The study - an analysis of the combined results of 42 previous studies that compared people who took the drug with people who did not - is not definitive, and the absolute risk to any given patient is small. But the study points to a risk that could potentially harm thousands of patients a year. Its lead author was Steven Nissen, a cardiologist at the Cleveland Clinic, who blew the whistle on the cardiovascular risks of Vioxx, which adds to the sense of déjà vu.

What's most troubling is the possibility that early warning signs were not adequately heeded.

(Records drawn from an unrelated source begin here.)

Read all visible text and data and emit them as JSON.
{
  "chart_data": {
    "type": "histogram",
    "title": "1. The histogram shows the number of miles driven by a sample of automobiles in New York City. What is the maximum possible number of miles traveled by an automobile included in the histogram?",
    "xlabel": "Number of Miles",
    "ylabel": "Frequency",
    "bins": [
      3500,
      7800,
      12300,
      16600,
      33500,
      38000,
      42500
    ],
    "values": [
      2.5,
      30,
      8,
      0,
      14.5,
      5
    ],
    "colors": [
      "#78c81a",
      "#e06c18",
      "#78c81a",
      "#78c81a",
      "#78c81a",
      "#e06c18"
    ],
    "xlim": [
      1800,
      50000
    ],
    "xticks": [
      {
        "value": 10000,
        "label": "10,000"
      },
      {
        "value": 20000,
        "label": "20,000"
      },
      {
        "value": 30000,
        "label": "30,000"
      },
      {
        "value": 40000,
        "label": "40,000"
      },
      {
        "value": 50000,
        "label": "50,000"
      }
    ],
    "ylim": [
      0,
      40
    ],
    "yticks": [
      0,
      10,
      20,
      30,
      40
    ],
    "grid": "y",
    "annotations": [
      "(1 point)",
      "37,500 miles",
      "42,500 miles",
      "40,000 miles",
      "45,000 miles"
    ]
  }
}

Seven years ago a leading diabetes doctor warned the F.D.A. of "a worrisome trend in cardiovascular deaths," two years later a safety monitoring group within the agency expressed concern over cases of heart failure in patients taking the drug. In late 2005 and again in August 2006 the drug's manufacturer - GlaxoSmithKline - informed the F.D.A. that its own combined analysis of various studies showed a 31 percent increase in adverse cardiovascular events. But the company also cited studies that it said showed no evidence of harm, and the F.D.A. concluded the findings were too mixed to take immediate regulatory action.

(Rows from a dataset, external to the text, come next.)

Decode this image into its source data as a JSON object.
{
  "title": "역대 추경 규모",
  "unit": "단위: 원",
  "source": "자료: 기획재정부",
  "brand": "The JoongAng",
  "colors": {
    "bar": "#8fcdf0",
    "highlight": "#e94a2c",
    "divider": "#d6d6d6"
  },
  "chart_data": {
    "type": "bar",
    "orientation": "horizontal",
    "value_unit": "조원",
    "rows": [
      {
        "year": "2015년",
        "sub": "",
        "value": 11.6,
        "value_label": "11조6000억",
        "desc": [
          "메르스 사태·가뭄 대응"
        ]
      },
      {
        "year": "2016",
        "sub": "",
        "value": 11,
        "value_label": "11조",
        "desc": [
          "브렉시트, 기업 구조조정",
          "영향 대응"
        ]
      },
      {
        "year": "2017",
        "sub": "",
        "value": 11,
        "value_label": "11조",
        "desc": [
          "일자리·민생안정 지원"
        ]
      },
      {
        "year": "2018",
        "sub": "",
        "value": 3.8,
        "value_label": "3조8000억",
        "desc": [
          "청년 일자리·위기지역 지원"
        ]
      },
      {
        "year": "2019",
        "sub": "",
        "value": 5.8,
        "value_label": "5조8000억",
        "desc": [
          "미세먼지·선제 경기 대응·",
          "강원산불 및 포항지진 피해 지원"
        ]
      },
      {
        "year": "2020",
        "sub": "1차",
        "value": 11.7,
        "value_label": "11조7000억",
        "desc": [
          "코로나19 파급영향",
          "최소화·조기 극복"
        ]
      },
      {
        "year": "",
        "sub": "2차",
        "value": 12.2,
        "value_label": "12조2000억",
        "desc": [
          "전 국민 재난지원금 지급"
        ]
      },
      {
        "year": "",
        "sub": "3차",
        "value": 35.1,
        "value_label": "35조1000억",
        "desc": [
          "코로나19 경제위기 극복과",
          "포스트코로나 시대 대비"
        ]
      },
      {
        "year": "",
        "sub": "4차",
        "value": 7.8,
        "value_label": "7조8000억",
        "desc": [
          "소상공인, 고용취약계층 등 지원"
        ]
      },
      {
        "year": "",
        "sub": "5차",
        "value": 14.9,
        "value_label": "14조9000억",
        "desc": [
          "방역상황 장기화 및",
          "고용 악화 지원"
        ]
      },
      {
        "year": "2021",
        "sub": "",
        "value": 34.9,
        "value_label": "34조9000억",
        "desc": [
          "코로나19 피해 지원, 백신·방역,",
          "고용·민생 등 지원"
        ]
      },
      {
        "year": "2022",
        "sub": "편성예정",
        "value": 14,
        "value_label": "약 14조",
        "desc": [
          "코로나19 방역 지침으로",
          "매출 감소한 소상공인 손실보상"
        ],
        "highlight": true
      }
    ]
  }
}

Now, prodded by Dr. Nissen's article, the agency has issued a safety alert, is completing its own safety analysis and will convene a panel of experts to review the data. The best hope for a definitive answer may lie in a clinical trial that won't finish monitoring all enrolled patients until late next year.

If the verdict goes against Avandia, the F.D.A. and Glaxo will have a lot to explain. Congress will need to probe hard to determine what risks the agency and the manufacturer were aware of and what they did - or didn't do - to mitigate them.